2. Remind students how to get help when blocked. When they become discouraged or have setbacks, prompt them to start with their list of tasks (prioritizing point values or percentages of graded components, determining how to manage their time) as well as other helpful resources (peer editing, suggested websites) in order to get back on track.
3. Have students create progress journals. Students can make predictions about things they expect to notice as they strive toward their goals. It’s important to do this throughout the project so that students can see evidence of their goal progress. For example, have them write subgoals that they’ll need to achieve on the way, periodically assess, and use to modify their plans and actions accordingly.
4. Check in intentionally. Hold conferences with students, and write notes in their progress journals to reinforce their efforts. Remind students that being aware of progress helps sustain effort despite setbacks or mistakes.
5. Provide preview rubrics of what will be evaluated in the project/unit test. Knowing what they’ll be evaluated on can promote confidence. To help students avoid feeling overwhelmed by what might seem outside of their skill levels, invite them to focus on one or two rubric areas at time, and offer guidance to boost those skills.
6. Complete effort-to-progress graphs. A variety of effort-to-progress graphs are available online. When students fill these in as they record evidence of their incremental goal progress, they can see the impact of their effort on their progress.
7. Give self-corrected practice tests. Use these tests as opportunities for students to evaluate their level of accurate understanding and either revise or reinforce relevant knowledge. Students can see their status and evaluate changes (what to focus on, strategies such as rewriting notes, taking multiple self-corrected practice tests) that impacted their success.
Support Students’ Metacognition
Metacognition helps secondary students develop an understanding of their strengths and weaknesses. Essentially, thinking about how they think allows them to recognize evidence of their own progress and boosts their awareness of the actions that brought them success. This promotes efficiency and empowers students to be their own tutors and guides in school and life.
1. Guide students in self-evaluation. Have them examine their successful and unsuccessful learning experiences. Ask students, “When you got stuck on homework or a text, what did you do to get unstuck? Write it down.” A student might comment, “When I took better notes in class, I found that I understood the homework better and got more of it right.” After assessments, students can consider what worked well and what they would try again.
Invite them to consider the following questions as they reflect:
- How well did I plan and organize my time?
- What improvement did I first notice?
- What did I try that I’d do again?
- What would I do differently next time?
- What will I look for in future projects as things that seem to be potential goal blockers? What can I do when I get stuck?
2. Encourage students to change plans when necessary. During a project or long-term assignment, give students class time to make observations and consider how to revise their strategies and planning, throughout the assignment.
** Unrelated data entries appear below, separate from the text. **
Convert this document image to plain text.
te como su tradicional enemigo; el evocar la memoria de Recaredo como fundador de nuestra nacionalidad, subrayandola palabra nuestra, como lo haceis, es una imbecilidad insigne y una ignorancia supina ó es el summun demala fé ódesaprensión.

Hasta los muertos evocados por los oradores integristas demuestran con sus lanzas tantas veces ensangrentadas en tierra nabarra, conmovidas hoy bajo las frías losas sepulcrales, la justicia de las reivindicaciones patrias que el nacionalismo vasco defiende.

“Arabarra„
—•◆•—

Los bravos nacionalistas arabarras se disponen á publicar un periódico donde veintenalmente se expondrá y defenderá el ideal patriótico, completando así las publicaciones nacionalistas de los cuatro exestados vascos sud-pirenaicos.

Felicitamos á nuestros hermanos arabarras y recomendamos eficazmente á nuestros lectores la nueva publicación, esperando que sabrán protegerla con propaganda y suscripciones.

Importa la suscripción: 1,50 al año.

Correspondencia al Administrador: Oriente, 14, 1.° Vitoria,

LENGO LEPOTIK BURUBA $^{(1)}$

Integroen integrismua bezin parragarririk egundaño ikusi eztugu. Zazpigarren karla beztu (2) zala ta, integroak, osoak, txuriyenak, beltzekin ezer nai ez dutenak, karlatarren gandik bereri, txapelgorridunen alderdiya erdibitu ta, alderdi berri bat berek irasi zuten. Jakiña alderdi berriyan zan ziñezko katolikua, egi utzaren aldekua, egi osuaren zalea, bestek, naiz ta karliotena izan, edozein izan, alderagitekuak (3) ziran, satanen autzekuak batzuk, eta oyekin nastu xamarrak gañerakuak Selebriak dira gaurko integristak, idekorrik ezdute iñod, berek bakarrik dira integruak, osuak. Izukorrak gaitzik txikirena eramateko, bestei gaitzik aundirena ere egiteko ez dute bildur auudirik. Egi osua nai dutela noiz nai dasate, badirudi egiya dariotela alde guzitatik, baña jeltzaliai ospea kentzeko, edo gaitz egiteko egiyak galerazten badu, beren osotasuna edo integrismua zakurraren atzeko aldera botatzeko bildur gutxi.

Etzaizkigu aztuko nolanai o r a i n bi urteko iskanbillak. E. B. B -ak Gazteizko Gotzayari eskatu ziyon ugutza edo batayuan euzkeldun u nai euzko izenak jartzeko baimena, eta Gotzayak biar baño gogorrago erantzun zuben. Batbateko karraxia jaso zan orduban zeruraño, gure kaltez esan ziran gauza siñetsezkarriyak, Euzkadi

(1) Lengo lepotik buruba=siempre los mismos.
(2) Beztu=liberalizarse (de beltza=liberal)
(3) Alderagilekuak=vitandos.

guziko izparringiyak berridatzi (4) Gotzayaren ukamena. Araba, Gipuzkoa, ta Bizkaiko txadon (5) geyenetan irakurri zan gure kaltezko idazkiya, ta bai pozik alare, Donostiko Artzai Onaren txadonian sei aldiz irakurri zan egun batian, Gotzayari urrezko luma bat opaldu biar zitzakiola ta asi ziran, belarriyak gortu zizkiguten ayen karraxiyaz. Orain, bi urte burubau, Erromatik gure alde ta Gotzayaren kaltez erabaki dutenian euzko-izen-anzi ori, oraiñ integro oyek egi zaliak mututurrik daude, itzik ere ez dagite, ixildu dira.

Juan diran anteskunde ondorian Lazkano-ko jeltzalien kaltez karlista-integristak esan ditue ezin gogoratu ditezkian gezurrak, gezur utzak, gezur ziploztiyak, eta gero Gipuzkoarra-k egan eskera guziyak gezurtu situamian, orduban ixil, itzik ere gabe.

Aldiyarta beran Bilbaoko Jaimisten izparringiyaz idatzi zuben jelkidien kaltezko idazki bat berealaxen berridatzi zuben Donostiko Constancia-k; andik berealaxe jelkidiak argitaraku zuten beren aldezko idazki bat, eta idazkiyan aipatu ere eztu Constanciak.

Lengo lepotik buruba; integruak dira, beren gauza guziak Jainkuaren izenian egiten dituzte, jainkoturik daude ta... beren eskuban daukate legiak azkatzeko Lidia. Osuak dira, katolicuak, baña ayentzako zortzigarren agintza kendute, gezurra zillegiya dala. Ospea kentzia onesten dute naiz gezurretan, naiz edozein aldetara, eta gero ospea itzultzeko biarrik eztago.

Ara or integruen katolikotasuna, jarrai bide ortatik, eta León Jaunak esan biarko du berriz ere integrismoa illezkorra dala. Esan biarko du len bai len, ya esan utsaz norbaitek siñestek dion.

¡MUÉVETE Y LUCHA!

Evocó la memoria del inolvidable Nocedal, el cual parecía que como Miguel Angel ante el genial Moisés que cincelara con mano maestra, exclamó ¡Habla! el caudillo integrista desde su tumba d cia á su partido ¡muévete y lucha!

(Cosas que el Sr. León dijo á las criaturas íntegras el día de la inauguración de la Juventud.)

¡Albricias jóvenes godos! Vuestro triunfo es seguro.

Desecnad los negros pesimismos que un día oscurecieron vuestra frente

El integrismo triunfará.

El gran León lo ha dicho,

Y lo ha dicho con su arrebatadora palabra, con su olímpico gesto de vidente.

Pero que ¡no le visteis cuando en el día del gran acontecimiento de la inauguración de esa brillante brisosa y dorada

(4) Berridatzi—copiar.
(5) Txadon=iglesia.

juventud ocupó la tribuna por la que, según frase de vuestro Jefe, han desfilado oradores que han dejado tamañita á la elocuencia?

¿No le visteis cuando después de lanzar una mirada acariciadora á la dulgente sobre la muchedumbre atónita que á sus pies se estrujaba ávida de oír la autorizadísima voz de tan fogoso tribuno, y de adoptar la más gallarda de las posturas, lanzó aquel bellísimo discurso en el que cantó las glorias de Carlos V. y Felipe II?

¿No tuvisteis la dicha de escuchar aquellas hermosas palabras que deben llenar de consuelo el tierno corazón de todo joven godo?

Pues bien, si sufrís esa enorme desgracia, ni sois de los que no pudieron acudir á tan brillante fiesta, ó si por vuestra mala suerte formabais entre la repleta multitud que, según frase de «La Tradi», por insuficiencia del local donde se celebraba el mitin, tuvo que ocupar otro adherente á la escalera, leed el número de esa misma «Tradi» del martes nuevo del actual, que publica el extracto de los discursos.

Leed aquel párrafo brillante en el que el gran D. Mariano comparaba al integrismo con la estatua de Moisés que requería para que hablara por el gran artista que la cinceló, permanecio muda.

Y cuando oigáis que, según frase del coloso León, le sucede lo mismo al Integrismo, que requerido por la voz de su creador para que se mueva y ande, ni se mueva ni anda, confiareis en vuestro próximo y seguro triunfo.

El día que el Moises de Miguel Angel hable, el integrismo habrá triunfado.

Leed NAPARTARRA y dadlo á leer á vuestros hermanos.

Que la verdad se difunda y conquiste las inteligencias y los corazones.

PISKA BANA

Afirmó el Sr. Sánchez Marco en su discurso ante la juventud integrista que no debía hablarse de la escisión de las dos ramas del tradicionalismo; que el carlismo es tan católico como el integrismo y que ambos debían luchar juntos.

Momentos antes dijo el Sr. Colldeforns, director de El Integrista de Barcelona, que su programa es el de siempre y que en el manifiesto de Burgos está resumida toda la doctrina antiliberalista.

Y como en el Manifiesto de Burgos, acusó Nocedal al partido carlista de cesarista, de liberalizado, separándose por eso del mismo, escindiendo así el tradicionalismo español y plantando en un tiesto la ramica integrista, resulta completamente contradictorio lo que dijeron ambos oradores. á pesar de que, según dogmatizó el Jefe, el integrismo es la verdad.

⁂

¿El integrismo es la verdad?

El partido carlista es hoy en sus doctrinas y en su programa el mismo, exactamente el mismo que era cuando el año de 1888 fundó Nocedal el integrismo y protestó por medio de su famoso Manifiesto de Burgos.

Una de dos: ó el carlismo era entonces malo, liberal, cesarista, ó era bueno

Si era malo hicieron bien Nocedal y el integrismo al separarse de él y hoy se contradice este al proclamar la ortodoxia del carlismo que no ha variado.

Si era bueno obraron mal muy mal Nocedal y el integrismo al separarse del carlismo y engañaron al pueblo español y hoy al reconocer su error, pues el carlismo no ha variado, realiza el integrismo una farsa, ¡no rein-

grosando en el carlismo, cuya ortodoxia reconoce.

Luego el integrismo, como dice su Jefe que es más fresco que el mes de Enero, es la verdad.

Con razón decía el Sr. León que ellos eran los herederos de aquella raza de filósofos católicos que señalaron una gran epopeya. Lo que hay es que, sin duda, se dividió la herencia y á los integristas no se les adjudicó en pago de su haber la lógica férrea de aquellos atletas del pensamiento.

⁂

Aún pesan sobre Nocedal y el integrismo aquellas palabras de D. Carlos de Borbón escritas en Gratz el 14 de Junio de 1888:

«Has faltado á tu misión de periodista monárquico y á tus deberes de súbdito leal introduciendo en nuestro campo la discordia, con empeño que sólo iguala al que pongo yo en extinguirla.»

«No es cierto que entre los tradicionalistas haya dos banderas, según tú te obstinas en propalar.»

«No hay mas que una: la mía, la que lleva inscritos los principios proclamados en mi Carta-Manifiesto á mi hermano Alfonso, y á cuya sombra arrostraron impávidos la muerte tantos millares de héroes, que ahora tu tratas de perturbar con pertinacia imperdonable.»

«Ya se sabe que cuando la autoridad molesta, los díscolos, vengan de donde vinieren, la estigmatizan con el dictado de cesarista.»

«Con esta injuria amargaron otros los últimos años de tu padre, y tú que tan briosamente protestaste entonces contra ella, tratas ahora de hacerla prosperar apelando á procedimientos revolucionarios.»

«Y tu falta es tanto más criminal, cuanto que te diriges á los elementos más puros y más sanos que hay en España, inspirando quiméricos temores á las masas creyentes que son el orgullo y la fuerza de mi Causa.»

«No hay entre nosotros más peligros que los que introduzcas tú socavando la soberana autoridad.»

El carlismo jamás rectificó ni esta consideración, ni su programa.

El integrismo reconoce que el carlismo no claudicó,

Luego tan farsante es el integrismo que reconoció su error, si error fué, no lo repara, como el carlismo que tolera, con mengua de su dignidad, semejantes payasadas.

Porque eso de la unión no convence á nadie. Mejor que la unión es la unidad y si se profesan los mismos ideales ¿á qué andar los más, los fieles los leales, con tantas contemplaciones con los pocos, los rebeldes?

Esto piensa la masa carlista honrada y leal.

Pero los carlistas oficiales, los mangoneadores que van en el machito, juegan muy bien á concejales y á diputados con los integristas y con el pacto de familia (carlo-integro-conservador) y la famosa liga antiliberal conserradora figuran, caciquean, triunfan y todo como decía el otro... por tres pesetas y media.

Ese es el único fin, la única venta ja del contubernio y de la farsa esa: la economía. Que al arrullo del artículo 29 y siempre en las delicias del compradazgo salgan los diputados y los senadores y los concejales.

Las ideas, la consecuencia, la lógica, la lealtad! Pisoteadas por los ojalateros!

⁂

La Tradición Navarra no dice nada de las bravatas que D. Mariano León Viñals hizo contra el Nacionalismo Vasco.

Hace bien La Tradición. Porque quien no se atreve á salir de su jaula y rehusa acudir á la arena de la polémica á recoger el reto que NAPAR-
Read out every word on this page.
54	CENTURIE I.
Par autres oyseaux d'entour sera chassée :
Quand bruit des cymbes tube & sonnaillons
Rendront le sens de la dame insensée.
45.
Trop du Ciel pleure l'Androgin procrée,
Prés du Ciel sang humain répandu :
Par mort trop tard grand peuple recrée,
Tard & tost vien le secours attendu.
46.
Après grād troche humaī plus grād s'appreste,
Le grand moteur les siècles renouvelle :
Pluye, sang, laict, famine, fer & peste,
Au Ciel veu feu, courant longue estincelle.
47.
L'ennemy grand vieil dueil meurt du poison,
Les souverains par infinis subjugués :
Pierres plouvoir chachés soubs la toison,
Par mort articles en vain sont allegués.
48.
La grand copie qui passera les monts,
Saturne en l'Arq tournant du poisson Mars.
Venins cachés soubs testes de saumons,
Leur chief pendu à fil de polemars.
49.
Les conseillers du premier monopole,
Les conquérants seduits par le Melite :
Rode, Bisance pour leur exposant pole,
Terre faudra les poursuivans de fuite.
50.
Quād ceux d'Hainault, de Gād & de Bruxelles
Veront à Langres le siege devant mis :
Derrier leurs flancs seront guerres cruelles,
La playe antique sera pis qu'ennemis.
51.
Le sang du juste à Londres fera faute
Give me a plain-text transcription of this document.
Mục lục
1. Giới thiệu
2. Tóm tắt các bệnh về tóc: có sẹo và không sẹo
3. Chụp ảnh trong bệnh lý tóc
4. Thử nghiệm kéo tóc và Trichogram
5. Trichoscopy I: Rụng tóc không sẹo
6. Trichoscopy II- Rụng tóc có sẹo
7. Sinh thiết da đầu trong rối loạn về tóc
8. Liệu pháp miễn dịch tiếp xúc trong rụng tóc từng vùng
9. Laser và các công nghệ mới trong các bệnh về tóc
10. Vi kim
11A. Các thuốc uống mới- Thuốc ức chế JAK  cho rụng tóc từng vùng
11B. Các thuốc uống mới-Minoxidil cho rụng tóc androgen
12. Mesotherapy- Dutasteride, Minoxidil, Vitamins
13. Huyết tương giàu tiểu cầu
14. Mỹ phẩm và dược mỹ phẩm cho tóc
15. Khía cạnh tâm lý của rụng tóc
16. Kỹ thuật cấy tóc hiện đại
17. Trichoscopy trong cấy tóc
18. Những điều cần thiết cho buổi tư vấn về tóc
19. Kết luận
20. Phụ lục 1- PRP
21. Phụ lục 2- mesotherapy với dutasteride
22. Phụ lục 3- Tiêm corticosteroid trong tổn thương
Before starting the assignment unit, have students record in their progress journal what they hope to achieve and compare that with their metacognition of the goals they achieve.
Explain Neuroplasticity for Student Empowerment
Students are empowered when they understand how they can change their brains and achieve goals, by activating the related neural circuits that promote memory and self-management. This knowledge makes them more motivated to sustain effort.
Enhancing students’ interest, curiosity, positive expectations, and awareness of goal-achieving strategies will make a difference in sustaining their motivated effort during the school years and for ongoing opportunities awaiting them in the future.